Dans les séances suivantes, nous avons continué à travailler avec ces sensations, désormais clairement présentes dans sa conscience. David a commencé à défier sa croyance en se disant : « Les personnes aisées peuvent mettre leurs ressources au service du bien. » Puis : « Je peux être quelqu’un de riche qui utilise ses ressources de manière positive. » Il a ressenti un léger desserrement dans sa poitrine à mesure qu’il accueillait cette nouvelle vision. Ce changement de perspective a transformé son rapport ressenti à l’argent, aux finances et à la richesse. Progressivement, il a perçu moins de tension corporelle liée à la richesse.

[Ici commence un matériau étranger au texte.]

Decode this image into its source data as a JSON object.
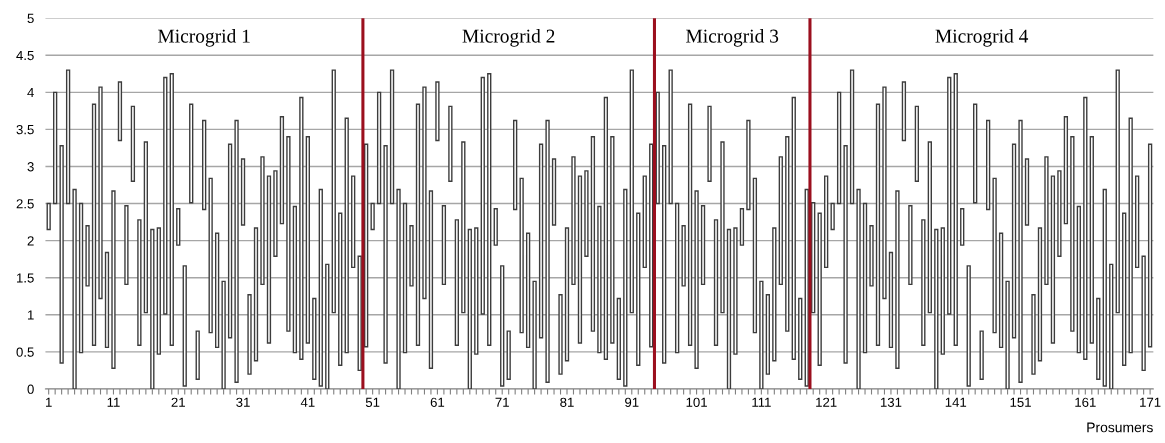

À chaque fin de séance, David consacrait un moment à intégrer ce qu’il avait découvert, en reconnaissant l’impact somatique et émotionnel de sa croyance. Puis il cultivait l’auto-compassion, conscient que transformer des croyances profondément enracinées exige du temps. La compassion suppose également de reconnaître que ceux qui nous ont précédés ont fait de leur mieux avec les ressources qu’ils avaient ;  si leurs ancêtres avaient des croyances limitantes autour de la richesse, c’est généralement cela qui se transmet de génération en génération, jusqu’à ce qu’une nouvelle croyance soit examinée et intégrée.

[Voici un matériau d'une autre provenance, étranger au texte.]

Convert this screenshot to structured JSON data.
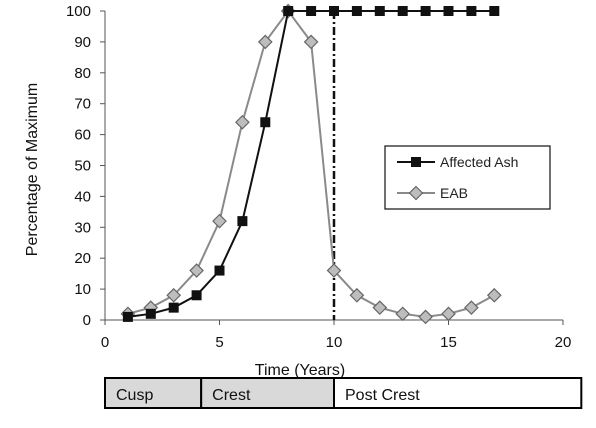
{
  "chart_data": {
    "type": "line",
    "xlabel": "Time (Years)",
    "ylabel": "Percentage of Maximum",
    "xlim": [
      0,
      20
    ],
    "ylim": [
      0,
      100
    ],
    "x_ticks": [
      0,
      5,
      10,
      15,
      20
    ],
    "y_ticks": [
      0,
      10,
      20,
      30,
      40,
      50,
      60,
      70,
      80,
      90,
      100
    ],
    "grid": false,
    "legend_position": "right",
    "vline": {
      "x": 10,
      "style": "dash-dot"
    },
    "series": [
      {
        "name": "Affected Ash",
        "marker": "square",
        "color": "#111111",
        "marker_fill": "#111111",
        "x": [
          1,
          2,
          3,
          4,
          5,
          6,
          7,
          8,
          9,
          10,
          11,
          12,
          13,
          14,
          15,
          16,
          17
        ],
        "y": [
          1,
          2,
          4,
          8,
          16,
          32,
          64,
          100,
          100,
          100,
          100,
          100,
          100,
          100,
          100,
          100,
          100
        ]
      },
      {
        "name": "EAB",
        "marker": "diamond",
        "color": "#8a8a8a",
        "marker_fill": "#bdbdbd",
        "x": [
          1,
          2,
          3,
          4,
          5,
          6,
          7,
          8,
          9,
          10,
          11,
          12,
          13,
          14,
          15,
          16,
          17
        ],
        "y": [
          2,
          4,
          8,
          16,
          32,
          64,
          90,
          100,
          90,
          16,
          8,
          4,
          2,
          1,
          2,
          4,
          8
        ]
      }
    ],
    "phase_bar": [
      {
        "label": "Cusp",
        "from": 0,
        "to": 4.2,
        "fill": "#d9d9d9"
      },
      {
        "label": "Crest",
        "from": 4.2,
        "to": 10,
        "fill": "#d9d9d9"
      },
      {
        "label": "Post Crest",
        "from": 10,
        "to": 20.8,
        "fill": "#ffffff"
      }
    ]
  }
}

Un jour, David a franchi la porte de mon cabinet avec une confiance renouvelée. « J’ai envoyé des candidatures pour des emplois que je n’aurais jamais osé viser, » dit-il, « des emplois où je peux être utile et bien gagner ma vie. »

Au fil du temps, sa croyance s’est métamorphosée. La richesse n’était plus perçue comme quelque chose de mauvais, mais comme une opportunité d’exercer une influence positive.  Ce changement intérieur a modifié son ressenti, ses choix et ses actions, jusqu’à ce qu’il décroche un poste en accord avec ses valeurs et ses besoins financiers.

Quelques mois plus tard, David s’est de nouveau assis en face de moi, cette fois avec un large sourire. « Je n’aurais jamais pensé dire ça, » dit-il, « mais j’ai réellement envie de construire mon avenir. J’ai l’impression qu’un poids s’est levé depuis que j’ai recadré mes croyances au sujet de l’argent. »

Le parcours de David a été un rappel puissant de l’impact profond que nos croyances ont sur nos vies. En remettant en question puis en transformant sa croyance limitante, il a libéré son potentiel et a accueilli un avenir plus lumineux et plus épanouissant. Être témoin de nos expériences somatiques, de nos émotions et de nos croyances sans nous identifier à elles nourrit la paix intérieure et l’ouverture. Grâce à cette pratique, nous apprenons à honorer nos expériences sans nous laisser définir par elles, ouvrant potentiellement la voie à un profond sentiment de liberté et de bien-être, tant dans notre corps que dans notre vie.